Rebecca Johnson, a youthful sister, stated the police report of suicide “made no sense.”
“How might a group fail so spectacularly that they created boys capable of such horror?” she asked, referring to media reports of gay beatings in Sydney being described as a sport.
Prosecutor Brett Hatfield mentioned the precise details of the murder weren't identified and that White’s accounts had varied.
White had met Johnson in a nearby bar in suburban Manly and Johnson had stripped bare at the clifftop earlier than he died, Hatfield stated. He said the gravity of the homicide was significantly elevated as a result of it was motivated by the sufferer’s sexuality.
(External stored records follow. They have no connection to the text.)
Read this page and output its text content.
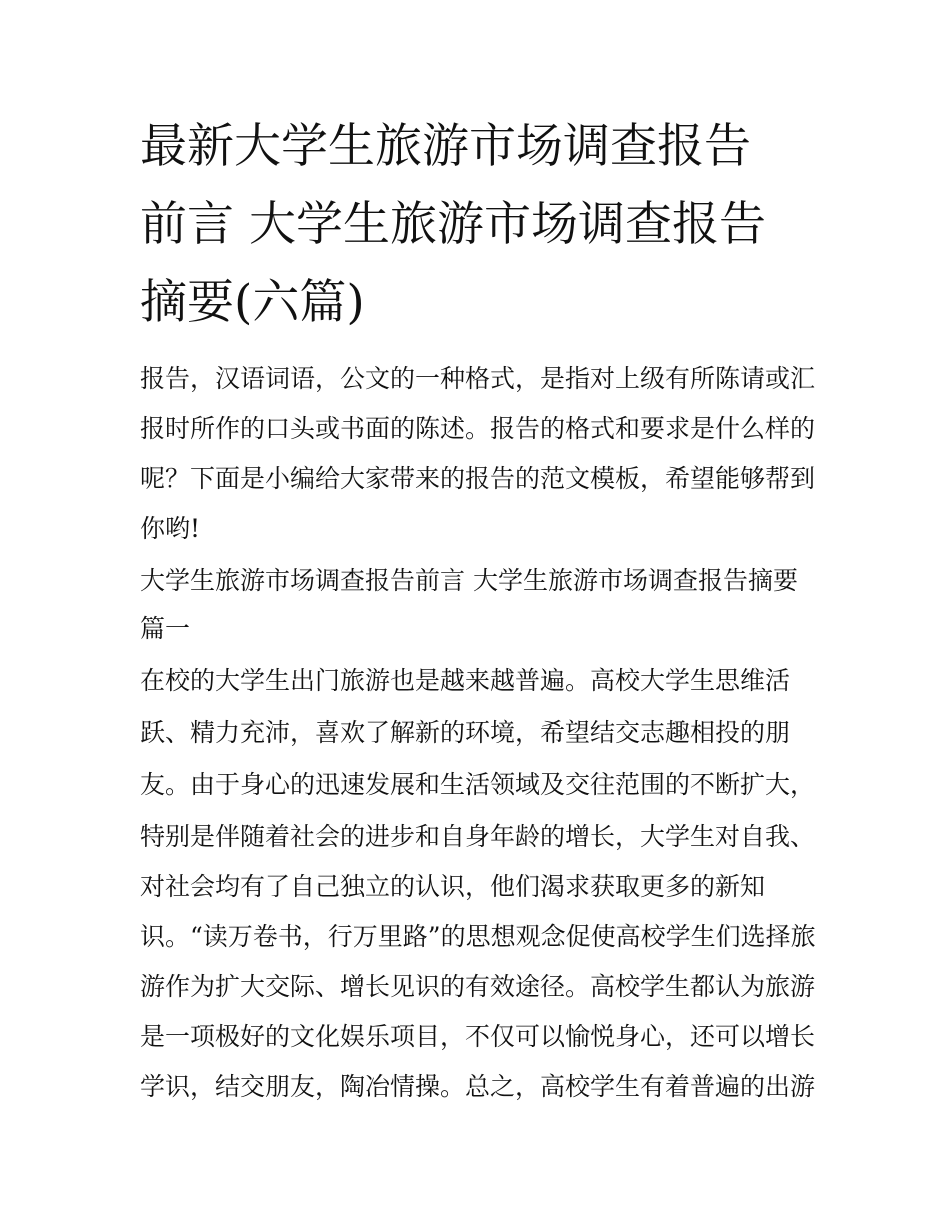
最新大学生旅游市场调查报告
前言 大学生旅游市场调查报告
摘要(六篇)
报告，汉语词语，公文的一种格式，是指对上级有所陈请或汇
报时所作的口头或书面的陈述。报告的格式和要求是什么样的
呢？下面是小编给大家带来的报告的范文模板，希望能够帮到
你哟!
大学生旅游市场调查报告前言 大学生旅游市场调查报告摘要
篇一
在校的大学生出门旅游也是越来越普遍。高校大学生思维活
跃、精力充沛，喜欢了解新的环境，希望结交志趣相投的朋
友。由于身心的迅速发展和生活领域及交往范围的不断扩大，
特别是伴随着社会的进步和自身年龄的增长，大学生对自我、
对社会均有了自己独立的认识，他们渴求获取更多的新知
识。“读万卷书，行万里路”的思想观念促使高校学生们选择旅
游作为扩大交际、增长见识的有效途径。高校学生都认为旅游
是一项极好的文化娱乐项目，不仅可以愉悦身心，还可以增长
学识，结交朋友，陶冶情操。总之，高校学生有着普遍的出游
White’s lawyer Belinda Rigg said her consumer was gay and had been concerned that his homophobic brother would discover out.
In January, White yelled repeatedly in court during a pre-trial listening to that he was guilty, having previously denied the crime.
His lawyers will appeal that plea in the Court docket of Felony Appeals and hope he will be acquitted at trial.
Scott Johnson was a doctoral scholar at Australian National University and lived in Canberra. He was staying at Noone’s mother and father’ Sydney home when he died.